Consider an example: your database might include Customers and Orders. In a relational database, referential keys must be defined in the database to allow you to join these tables and see, for example, all the orders a particular customer has placed. Although you could do this in a key-value store, typically you don’t define any relationships in the data model itself; your application is responsible for maintaining data integrity if, for example, you decide to delete a customer record.

One criticism of key-value stores is that they are terrific if you need to scale to billions of records, but that this use case is a concern only for very large, social-based web properties. The suggestion is that key-value stores mean by definition that your application will see the database as a single, enormous, globally accessible hashtable, which is difficult to maintain and hard on programmer productivity.

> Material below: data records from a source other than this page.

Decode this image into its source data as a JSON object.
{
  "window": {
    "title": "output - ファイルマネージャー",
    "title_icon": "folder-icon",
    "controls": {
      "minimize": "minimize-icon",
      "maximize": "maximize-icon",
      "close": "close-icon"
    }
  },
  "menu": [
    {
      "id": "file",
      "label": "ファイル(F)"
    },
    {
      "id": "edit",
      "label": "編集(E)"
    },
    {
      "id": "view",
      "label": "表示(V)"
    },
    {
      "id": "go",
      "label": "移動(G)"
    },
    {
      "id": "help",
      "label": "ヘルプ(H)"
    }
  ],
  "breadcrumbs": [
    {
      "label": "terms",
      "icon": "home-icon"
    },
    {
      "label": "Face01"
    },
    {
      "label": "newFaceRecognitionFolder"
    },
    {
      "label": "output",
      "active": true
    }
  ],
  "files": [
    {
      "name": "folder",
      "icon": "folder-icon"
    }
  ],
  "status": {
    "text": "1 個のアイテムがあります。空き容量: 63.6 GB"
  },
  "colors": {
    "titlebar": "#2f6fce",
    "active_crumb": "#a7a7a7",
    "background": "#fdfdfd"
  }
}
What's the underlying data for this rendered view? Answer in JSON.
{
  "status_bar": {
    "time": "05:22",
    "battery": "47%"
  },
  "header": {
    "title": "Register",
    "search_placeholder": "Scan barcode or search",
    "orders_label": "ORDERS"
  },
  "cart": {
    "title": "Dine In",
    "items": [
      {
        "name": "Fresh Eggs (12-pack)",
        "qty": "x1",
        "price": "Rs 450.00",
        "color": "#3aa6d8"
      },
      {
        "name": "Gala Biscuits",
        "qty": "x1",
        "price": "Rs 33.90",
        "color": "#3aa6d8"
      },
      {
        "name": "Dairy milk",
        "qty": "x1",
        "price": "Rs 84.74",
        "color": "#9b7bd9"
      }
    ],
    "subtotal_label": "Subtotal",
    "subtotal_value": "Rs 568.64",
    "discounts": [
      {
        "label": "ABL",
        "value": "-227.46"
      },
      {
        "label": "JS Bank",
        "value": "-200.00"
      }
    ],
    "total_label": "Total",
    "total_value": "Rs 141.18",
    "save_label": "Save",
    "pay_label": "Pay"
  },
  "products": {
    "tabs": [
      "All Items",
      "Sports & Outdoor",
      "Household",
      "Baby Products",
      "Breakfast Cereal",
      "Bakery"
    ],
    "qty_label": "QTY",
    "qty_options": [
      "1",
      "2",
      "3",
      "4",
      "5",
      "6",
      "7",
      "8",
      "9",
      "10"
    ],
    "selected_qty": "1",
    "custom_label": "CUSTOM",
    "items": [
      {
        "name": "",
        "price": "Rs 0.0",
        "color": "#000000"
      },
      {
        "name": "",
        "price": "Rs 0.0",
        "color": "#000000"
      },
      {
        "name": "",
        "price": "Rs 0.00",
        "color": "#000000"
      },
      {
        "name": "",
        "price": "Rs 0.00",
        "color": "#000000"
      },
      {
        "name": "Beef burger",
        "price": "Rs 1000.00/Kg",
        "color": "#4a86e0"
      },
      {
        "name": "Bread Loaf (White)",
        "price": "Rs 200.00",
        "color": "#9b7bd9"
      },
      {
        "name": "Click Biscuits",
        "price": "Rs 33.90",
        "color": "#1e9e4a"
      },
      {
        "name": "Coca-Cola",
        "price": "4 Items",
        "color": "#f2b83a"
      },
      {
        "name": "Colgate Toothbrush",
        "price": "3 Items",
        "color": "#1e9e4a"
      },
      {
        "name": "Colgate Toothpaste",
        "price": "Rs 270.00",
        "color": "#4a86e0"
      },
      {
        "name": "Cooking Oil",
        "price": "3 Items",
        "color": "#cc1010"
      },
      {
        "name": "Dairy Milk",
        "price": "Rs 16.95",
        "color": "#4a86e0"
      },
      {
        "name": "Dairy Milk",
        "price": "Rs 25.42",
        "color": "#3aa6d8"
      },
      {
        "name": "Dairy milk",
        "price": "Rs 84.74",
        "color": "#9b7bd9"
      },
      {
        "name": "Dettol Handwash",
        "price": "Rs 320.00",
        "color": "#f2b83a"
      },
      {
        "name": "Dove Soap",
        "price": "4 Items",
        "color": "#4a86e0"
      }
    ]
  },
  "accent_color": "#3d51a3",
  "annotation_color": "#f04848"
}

There are many key-value stores in the wild today, including Tokyo Cabinet, Amazon’s SimpleDB, and Microsoft’s Dynomite.

Amazon Dynamo

Dynamo is Amazon’s proprietary key-value storage system. Though it’s not usable by developers, it’s still important to discuss because it, along with Google Bigtable, inspired many of the design decisions in Apache Cassandra.

In October of 2007, Werner Vogels, CTO of Amazon, published a white paper for the Association of Computing Machinery (ACM) called “Dynamo: Amazon’s Highly Available Key-value Store.” This paper continues to be publicly available on his blog “All Things Distributed” at http://www.allthingsdistributed.com/files/amazon-dynamo-sosp2007.pdf. The paper is rather technical, but it is clear, concise, and very well written. I will just summarize the main points here.

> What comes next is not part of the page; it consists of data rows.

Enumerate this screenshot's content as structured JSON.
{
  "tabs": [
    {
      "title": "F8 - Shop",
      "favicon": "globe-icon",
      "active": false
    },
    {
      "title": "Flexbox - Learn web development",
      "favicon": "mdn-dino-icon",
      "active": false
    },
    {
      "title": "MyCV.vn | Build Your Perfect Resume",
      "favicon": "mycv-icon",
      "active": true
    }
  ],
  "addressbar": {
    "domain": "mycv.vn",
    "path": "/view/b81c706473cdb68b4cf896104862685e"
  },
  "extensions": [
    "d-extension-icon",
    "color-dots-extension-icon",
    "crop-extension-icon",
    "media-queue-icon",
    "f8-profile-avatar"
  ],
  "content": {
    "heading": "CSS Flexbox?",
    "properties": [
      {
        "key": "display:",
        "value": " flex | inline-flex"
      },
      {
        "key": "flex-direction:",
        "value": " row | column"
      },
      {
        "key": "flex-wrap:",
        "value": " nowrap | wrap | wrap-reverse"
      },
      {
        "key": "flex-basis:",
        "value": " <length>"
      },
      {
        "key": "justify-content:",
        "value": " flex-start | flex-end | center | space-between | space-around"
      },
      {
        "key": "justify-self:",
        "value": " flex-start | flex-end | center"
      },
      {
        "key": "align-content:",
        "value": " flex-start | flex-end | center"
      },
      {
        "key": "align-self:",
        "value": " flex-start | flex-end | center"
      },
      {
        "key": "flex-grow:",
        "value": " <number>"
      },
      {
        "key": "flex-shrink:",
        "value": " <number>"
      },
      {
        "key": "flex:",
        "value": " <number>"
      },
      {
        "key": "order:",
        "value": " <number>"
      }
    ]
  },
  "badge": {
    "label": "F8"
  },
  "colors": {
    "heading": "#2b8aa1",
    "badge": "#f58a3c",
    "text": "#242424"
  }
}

Dynamo was born, as were many of the systems described in this chapter, from the need to honor strict requirements for realizing high performance under continuous growth, meeting service-level agreements (SLAs), remaining available under strenuous load and failures, gracefully handling those failures, and allowing horizontal scale. Therefore, with respect to the CAP theorem, Dynamo, like Cassandra, is highly available and eventually consistent. Failure handling in both of these systems is regarded as a “normal case without impacting availability or performance.” This is achievable because of the trade-off Dynamo makes with consistency.

Dynamo is used for Amazon’s shopping cart, and of course consistency is important to Amazon. For a service such as a web-based shopping cart, which does not have competing readers, it is more than worth the trade-offs and will not be problematic. Although consistency is not the main focus of this system, it is a “tuneable” property, such that “eventual” is perhaps a misnomer.

As in Cassandra, consistency in Dynamo works where a configurable property allows the user to decide what number of replicas must successfully respond before it can be determined that an operation was successful. To achieve this, communication between replicas is based on a peer-to-peer (P2P) communication protocol called “gossip,” which we’ll examine further in terms of Cassandra inherits.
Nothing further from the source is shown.